The development of Impressionism can be considered partly as a reaction by artists to the challenge presented by photography, which seemed to devalue the artist's skill in reproducing reality. Both portrait and landscape paintings were deemed somewhat deficient and lacking in truth as photography "produced lifelike images much more efficiently and reliably".[14]
In spite of this, photography actually inspired artists to pursue other means of artistic expression, and rather than competing with photography to emulate reality, artists focused "on the one thing they could inevitably do better than the photograph—by further developing into an art form its very subjectivity in the conception of the image, the very subjectivity that photography eliminated".[14] The Impressionists sought to express their perceptions of nature, rather than create exacting representations. This allowed artists to depict subjectively what they saw with their "tacit imperatives of taste and conscience".[15] Photography encouraged painters to exploit aspects of the painting medium, like colour, which photography then lacked; "the Impressionists were the first to consciously offer a subjective alternative to the photograph".[14]

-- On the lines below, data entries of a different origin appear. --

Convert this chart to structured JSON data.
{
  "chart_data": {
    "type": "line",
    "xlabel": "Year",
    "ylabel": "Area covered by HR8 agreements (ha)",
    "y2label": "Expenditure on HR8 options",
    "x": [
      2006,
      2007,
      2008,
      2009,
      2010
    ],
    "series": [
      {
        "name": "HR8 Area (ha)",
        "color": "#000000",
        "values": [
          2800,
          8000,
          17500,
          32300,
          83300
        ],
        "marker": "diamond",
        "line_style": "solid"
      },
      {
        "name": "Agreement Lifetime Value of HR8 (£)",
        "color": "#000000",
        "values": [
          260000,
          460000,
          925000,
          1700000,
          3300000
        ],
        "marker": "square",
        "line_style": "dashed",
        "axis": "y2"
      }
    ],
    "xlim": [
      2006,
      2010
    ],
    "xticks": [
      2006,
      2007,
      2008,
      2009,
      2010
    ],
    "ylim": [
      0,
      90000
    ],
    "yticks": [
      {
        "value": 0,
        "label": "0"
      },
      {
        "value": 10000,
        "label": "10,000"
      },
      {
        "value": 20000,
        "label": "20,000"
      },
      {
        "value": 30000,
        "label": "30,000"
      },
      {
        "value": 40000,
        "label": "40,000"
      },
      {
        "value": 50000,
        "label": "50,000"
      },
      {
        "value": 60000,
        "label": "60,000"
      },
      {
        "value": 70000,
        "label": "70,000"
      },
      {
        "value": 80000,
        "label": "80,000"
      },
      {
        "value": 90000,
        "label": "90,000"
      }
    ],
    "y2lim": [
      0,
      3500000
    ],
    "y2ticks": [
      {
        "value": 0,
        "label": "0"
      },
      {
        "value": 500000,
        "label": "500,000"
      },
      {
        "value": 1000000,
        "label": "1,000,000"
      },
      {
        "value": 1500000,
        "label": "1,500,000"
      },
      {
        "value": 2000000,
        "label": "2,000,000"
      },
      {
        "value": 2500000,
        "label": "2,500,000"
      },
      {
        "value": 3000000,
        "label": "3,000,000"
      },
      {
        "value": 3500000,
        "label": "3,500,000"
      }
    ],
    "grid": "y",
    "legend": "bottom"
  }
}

Another major influence was Japanese art prints (Japonism), which had come into France originally as wrapping paper for imported goods. The art of these prints contributed significantly to the "snapshot" angles and unconventional compositions which would become characteristic of the style.
Edgar Degas was both an avid photographer and a collector of Japanese prints.[16] His The Dance Class (La classe de danse) of 1874 shows both influences in its asymmetrical composition. The dancers are seemingly caught off guard in various awkward poses, leaving an expanse of empty floor space in the lower right quadrant. His dancers were also captured in sculpture such as The Little Fourteen-Year-Old Dancer.